Pero esta vez el taxista me conocía de verdad. Sabía quién yo era. “Usted ha hecho doblete hoy, y en los dos sitios yo la he oído, en la Sexta y en EsRadio...”, va y me suelta con una especie de moderato allegro cantabile, de dulzura castiza.
Quieras que no, pego un respingo. No estoy para nada acostumbrada a que las mismas personas que me ven en la Sexta me escuchen en EsRadio. Suelen ser mundos distintos, tan amigos los unos de los otros como aquellos del programa de radio de Orson Welles... y atención que la omnisciencia mediática del conductor de mi carroza no se detiene aquí. “También la suelo escuchar a usted siempre cuando habla en el programa de Julia Otero”, añade. Pues está claro que no se priva de nada.
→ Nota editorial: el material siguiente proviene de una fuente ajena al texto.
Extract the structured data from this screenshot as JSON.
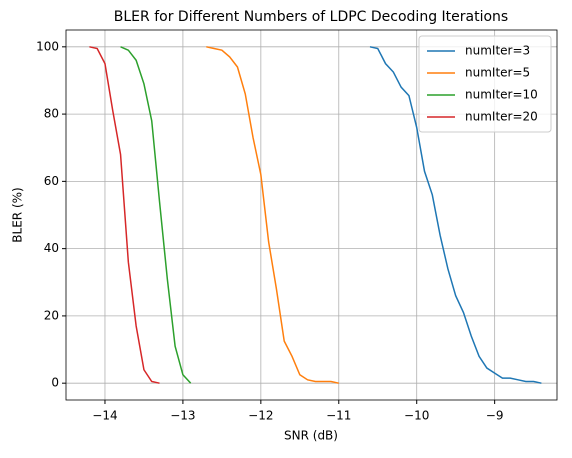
{
  "chart_data": {
    "type": "line",
    "title": "BLER for Different Numbers of LDPC Decoding Iterations",
    "x_label": "SNR (dB)",
    "y_label": "BLER (%)",
    "xlim": [
      -14.5,
      -8.2
    ],
    "ylim": [
      -5,
      105
    ],
    "xticks": [
      {
        "value": -14,
        "label": "−14"
      },
      {
        "value": -13,
        "label": "−13"
      },
      {
        "value": -12,
        "label": "−12"
      },
      {
        "value": -11,
        "label": "−11"
      },
      {
        "value": -10,
        "label": "−10"
      },
      {
        "value": -9,
        "label": "−9"
      }
    ],
    "yticks": [
      0,
      20,
      40,
      60,
      80,
      100
    ],
    "grid": true,
    "legend": "upper right",
    "series": [
      {
        "name": "numIter=3",
        "color": "#1f77b4",
        "x": [
          -10.6,
          -10.5,
          -10.4,
          -10.3,
          -10.2,
          -10.1,
          -10.0,
          -9.9,
          -9.8,
          -9.7,
          -9.6,
          -9.5,
          -9.4,
          -9.3,
          -9.2,
          -9.1,
          -9.0,
          -8.9,
          -8.8,
          -8.7,
          -8.6,
          -8.5,
          -8.4
        ],
        "values": [
          100,
          99.5,
          95,
          92.5,
          88,
          85.5,
          76,
          63,
          56,
          44,
          34,
          26,
          21,
          14,
          8,
          4.5,
          3,
          1.5,
          1.5,
          1,
          0.5,
          0.5,
          0
        ]
      },
      {
        "name": "numIter=5",
        "color": "#ff7f0e",
        "x": [
          -12.7,
          -12.6,
          -12.5,
          -12.4,
          -12.3,
          -12.2,
          -12.1,
          -12.0,
          -11.9,
          -11.8,
          -11.7,
          -11.6,
          -11.5,
          -11.4,
          -11.3,
          -11.2,
          -11.1,
          -11.0
        ],
        "values": [
          100,
          99.5,
          99,
          97,
          94,
          86,
          73,
          62,
          42,
          28,
          12.5,
          8,
          2.5,
          1,
          0.5,
          0.5,
          0.5,
          0
        ]
      },
      {
        "name": "numIter=10",
        "color": "#2ca02c",
        "x": [
          -13.8,
          -13.7,
          -13.6,
          -13.5,
          -13.4,
          -13.3,
          -13.2,
          -13.1,
          -13.0,
          -12.9
        ],
        "values": [
          100,
          99,
          96,
          89,
          78,
          54,
          31,
          11,
          2.5,
          0
        ]
      },
      {
        "name": "numIter=20",
        "color": "#d62728",
        "x": [
          -14.2,
          -14.1,
          -14.0,
          -13.9,
          -13.8,
          -13.7,
          -13.6,
          -13.5,
          -13.4,
          -13.3
        ],
        "values": [
          100,
          99.5,
          95,
          81,
          68,
          36,
          17,
          4,
          0.5,
          0
        ]
      }
    ]
  }
}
Interesada por la rareza de este señor presto a sus palabras una creciente atención que de repente va y me depara este premio. Atención a lo que sigue. Atención a lo que me dijo, que coma arriba, punto abajo, venía a ser esto: “Mire, hoy cuando la he oído a usted hablar de los catalanes, de lo mal que lo pasan los que son catalanes y no se quieren ir de España y parece que nadie les haga caso, me ha hecho usted cambiar de opinión. Porque yo era de los que pensaba, vamos a poner una valla en el Ebro y que estos tíos se vayan si quieren y acabemos de una vez con esto. Pero claro, es que no todos son iguales, no todos quieren irse, y por eso hay que estar a lo que hay que estar”. Yo me quedo estupefacta, sobre todo cuando este señor remata: “Es que sabe, a mí me parece que nadie lo cuenta así, nadie dice esto que dice usted”. Y suspira. Suspiros de España. Suspiros por Cataluña.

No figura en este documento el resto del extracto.